Race vs. Culture
A genius is a genius, regardless of the number of morons who belong to the same race—and a moron is a moron, regardless of the number of geniuses who share his racial origin.
Ayn Rand
Critical Race Theory (CRT) conflates race with culture and equates ideas with the former rather than the latter. One’s race refers to his or her physical appearance, largely determined by genes, i.e., biology. One’s culture refers to his or her beliefs and practices, which are both volitional, i.e., chosen. The great achievement of the Civil Rights Movement of the 1960s was its recognition that race is not a moral issue, as the moral is that which one chooses and acts upon. Since a person’s race has no relationship to their honesty, ambition, integrity, intelligence, diligence, trustworthiness, or capacity for hard work, it is not a proper basis for judging him or her.
CRT associates values such as “objectivity,” “individualism,” “punctuality,” “capitalism,” or “love of the nuclear family” with whiteness, a racial designation. Such a view is just as absurd as declaring their opposites as representative of blackness. Ideas, as such, lack a racial dimension.
To make this point concrete, consider my intellectual development and how it diverges from others who may share my genetic lineage. I am a passionate individualist, an admirer of the Enlightenment, an advocate for political freedom and capitalism, yet I have Cuban ancestry. Who do you suppose I sympathize more with: Thomas Jefferson or Fidel Castro? An individualist would compare and contrast the ideas and values of Jefferson and Castro, finding that Jefferson was a revolutionary concerned with limited government and Castro was a revolutionary concerned with unlimited government. Such an analysis would find that I am more at home alongside Jefferson. A racist, on the other hand, would say that because Castro and I have a similar genetic makeup, I should be more at home with El Caballo rather than the third U.S. president. An “anti-racist” imbued with CRT would not only agree with the racist, but they would hold my own view to be “a problematic reflection of white privilege.”

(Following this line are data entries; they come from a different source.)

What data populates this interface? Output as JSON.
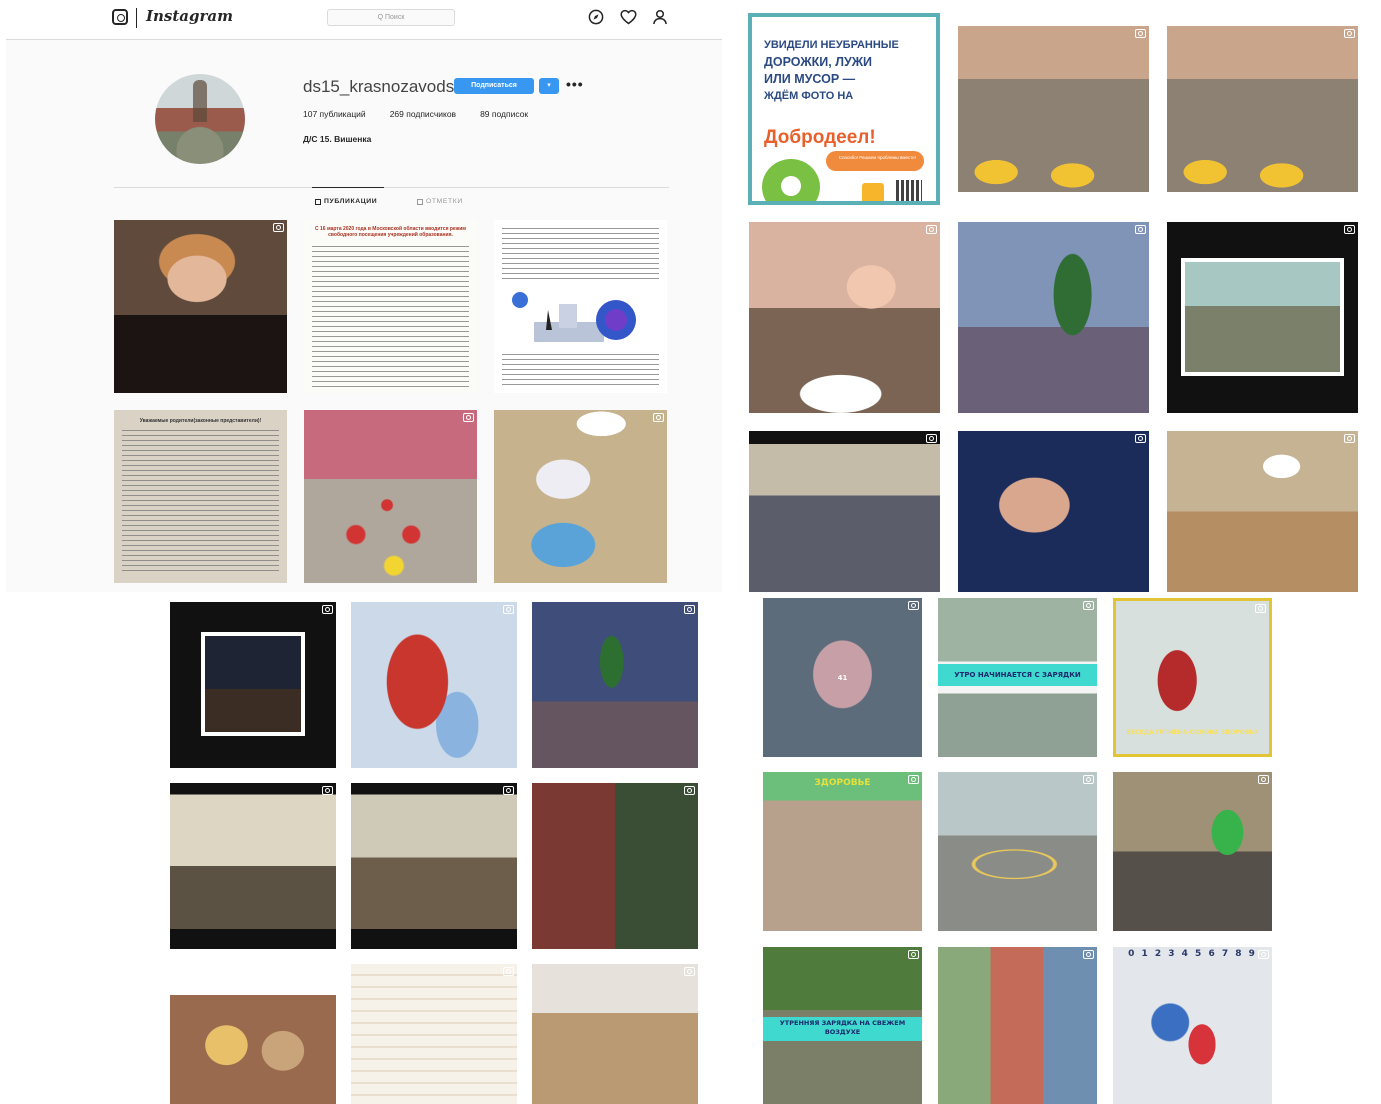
{
  "nav": {
    "wordmark": "Instagram",
    "search_placeholder": "Q Поиск"
  },
  "profile": {
    "username": "ds15_krasnozavodsk",
    "follow_label": "Подписаться",
    "dropdown_label": "▾",
    "more_label": "•••",
    "posts": "107 публикаций",
    "followers": "269 подписчиков",
    "following": "89 подписок",
    "full_name": "Д/С 15. Вишенка"
  },
  "tabs": {
    "posts": "ПУБЛИКАЦИИ",
    "tagged": "ОТМЕТКИ"
  },
  "posts": {
    "doc_title": "С 16 марта 2020 года в Московской области вводится режим свободного посещения учреждений образования.",
    "notice_title": "Уважаемые родители(законные представители)!"
  },
  "eco_poster": {
    "line1": "УВИДЕЛИ НЕУБРАННЫЕ",
    "line2": "ДОРОЖКИ, ЛУЖИ",
    "line3": "ИЛИ МУСОР —",
    "line4": "ЖДЁМ ФОТО НА",
    "brand": "Добродеел!",
    "pill": "Спасибо! Решаем проблемы вместе!"
  },
  "captions": {
    "morning_exercise": "УТРО НАЧИНАЕТСЯ С ЗАРЯДКИ",
    "hygiene": "БЕСЕДА ГИГИЕНА-ОСНОВА ЗДОРОВЬЯ",
    "outdoor_exercise": "УТРЕННЯЯ ЗАРЯДКА НА СВЕЖЕМ ВОЗДУХЕ",
    "health": "ЗДОРОВЬЕ",
    "counter": "41",
    "numbers_strip": "0 1 2 3 4 5 6 7 8 9"
  },
  "colors": {
    "follow_blue": "#3897f0",
    "border": "#dbdbdb",
    "text": "#262626",
    "eco_teal": "#5bb0b5",
    "eco_orange": "#e8612c"
  },
  "icons": {
    "nav": [
      "instagram-glyph-icon",
      "explore-compass-icon",
      "heart-icon",
      "profile-person-icon"
    ],
    "tile_badge": "carousel-badge-icon"
  }
}
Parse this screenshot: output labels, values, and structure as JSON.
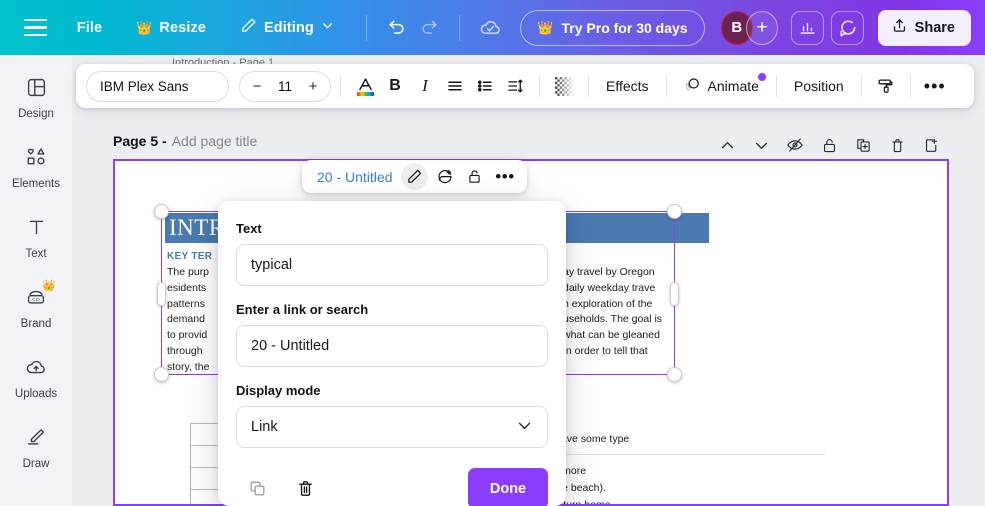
{
  "topbar": {
    "menu_icon": "hamburger-icon",
    "file": "File",
    "resize": "Resize",
    "editing": "Editing",
    "undo_icon": "undo-icon",
    "redo_icon": "redo-icon",
    "cloud_icon": "cloud-sync-icon",
    "try_pro": "Try Pro for 30 days",
    "avatar_initial": "B",
    "plus": "+",
    "insights_icon": "bar-chart-icon",
    "comment_icon": "comment-icon",
    "share": "Share",
    "gradient_start": "#00c2cb",
    "gradient_end": "#8b3dff"
  },
  "sidebar": {
    "items": [
      {
        "label": "Design",
        "icon": "design-icon",
        "pro": false
      },
      {
        "label": "Elements",
        "icon": "elements-icon",
        "pro": false
      },
      {
        "label": "Text",
        "icon": "text-icon",
        "pro": false
      },
      {
        "label": "Brand",
        "icon": "brand-icon",
        "pro": true
      },
      {
        "label": "Uploads",
        "icon": "uploads-icon",
        "pro": false
      },
      {
        "label": "Draw",
        "icon": "draw-icon",
        "pro": false
      }
    ]
  },
  "format_toolbar": {
    "font_family": "IBM Plex Sans",
    "font_size": "11",
    "decrease": "−",
    "increase": "+",
    "text_color_icon": "text-color-icon",
    "bold": "B",
    "italic": "I",
    "align_icon": "align-icon",
    "list_icon": "bullet-list-icon",
    "spacing_icon": "line-spacing-icon",
    "transparency_icon": "transparency-icon",
    "effects": "Effects",
    "animate": "Animate",
    "position": "Position",
    "paint_icon": "paint-roller-icon",
    "more": "•••"
  },
  "page_header": {
    "page_number": "Page 5 -",
    "page_title_placeholder": "Add page title",
    "tools": [
      "collapse-up-icon",
      "expand-down-icon",
      "hide-page-icon",
      "lock-icon",
      "duplicate-icon",
      "delete-icon",
      "add-page-icon"
    ],
    "obscured_tab_label": "Introduction - Page 1"
  },
  "element_toolbar": {
    "link_label": "20 - Untitled",
    "edit_icon": "pencil-icon",
    "comment_icon": "add-comment-icon",
    "lock_icon": "unlock-icon",
    "more_icon": "more-horizontal-icon"
  },
  "link_dialog": {
    "text_label": "Text",
    "text_value": "typical",
    "link_label": "Enter a link or search",
    "link_value": "20 - Untitled",
    "display_mode_label": "Display mode",
    "display_mode_value": "Link",
    "copy_icon": "copy-icon",
    "delete_icon": "trash-icon",
    "done_label": "Done",
    "accent_color": "#8b3dff"
  },
  "document": {
    "banner_text": "INTR",
    "banner_color": "#4a7ab0",
    "key_term": "KEY TER",
    "body_left": [
      "The  purp",
      "esidents",
      "patterns",
      "demand",
      "to provid",
      "through",
      "story, the"
    ],
    "body_right": [
      "ay  travel  by  Oregon",
      "daily  weekday  trave",
      "n  exploration  of  the",
      "useholds.  The  goal  is",
      "what  can  be  gleaned",
      "In  order  to  tell  that"
    ],
    "lower_text": [
      "e meals and have some type",
      "ing out one or more",
      "om home to the beach).",
      "e traveler(s) return home"
    ]
  }
}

We as parents and educators need to teach children that a person’s race is morally, socially, and politically irrelevant. Children should be taught that one should neither be ashamed nor proud of their race since this is not something anyone has control over, and it is irrational to be either ashamed or proud of something that is truly out of your hands.
We, as CRT dissenters, need to assert that racism is a real concept but that it has been stolen and perverted by the critical theorists to indict white Americans for moral crimes because, somehow, “only white people can be racist.” Racism is the idea that one can make moral, political, and social judgments about individuals based on their skin color — any skin color — and that no “race” of people has a monopoly on such a moral abomination. We as Americans need to declare that we believe it is unjust to reward people today for crimes that may have been committed against their ancestors yesterday, that it is immoral to inflict handicaps on individuals today for injustices committed by their ancestors yesterday.